DOI: https://doi.org/10.1007/978-3-031-43898-1_15

SharedIt: https://rdcu.be/dnwAM

Link to the code repository

https://github.com/MayankGupta73/Robust-Calibration

Link to the dataset(s)

N/A


Reviews

Review #1

  • Please describe the contribution of the paper

    In their manuscript, the authors propose a novel metric for reliability assessment of classifier decisions called Robust Expected Calibration Error (RECE), as well as a calibration loss function called Robust Calibration Regularization (RCR). They demonstrate their applicability to small and large data scenarios and provide a thorough assessment on various datasets and setups.

  • Please list the main strengths of the paper; you should write about a novel formulation, an original way to use data, demonstration of clinical feasibility, a novel application, a particularly strong evaluation, or anything else that is a strong aspect of this work.

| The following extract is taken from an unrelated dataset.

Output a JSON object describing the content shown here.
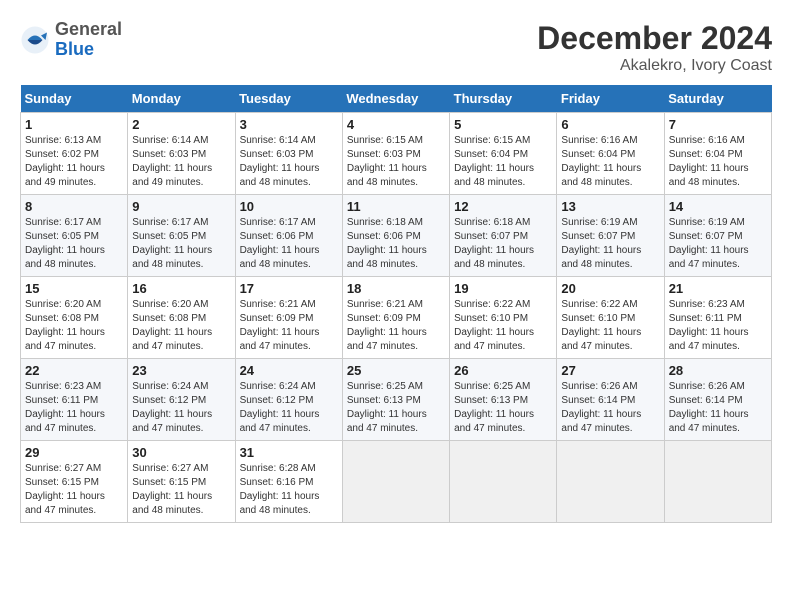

Please provide details, for instance, if a method is novel, explain what aspect is novel and why this is interesting.

    Overall, the paper addresses a very relevant point with high practical importance. By doing so, the authors demonstrate in-depth knowledge and propose a method derived by addressing the disadvantages of current methods in a straightforward fashion. Finally, the proposed metric and regularization loss are thoroughly evaluated using a variety of publicly available datasets. The paper is well-written and follows a clear and succinct structure.

  • Please list the main weaknesses of the paper. Please provide details, for instance, if you think a method is not novel, explain why and provide a reference to prior work.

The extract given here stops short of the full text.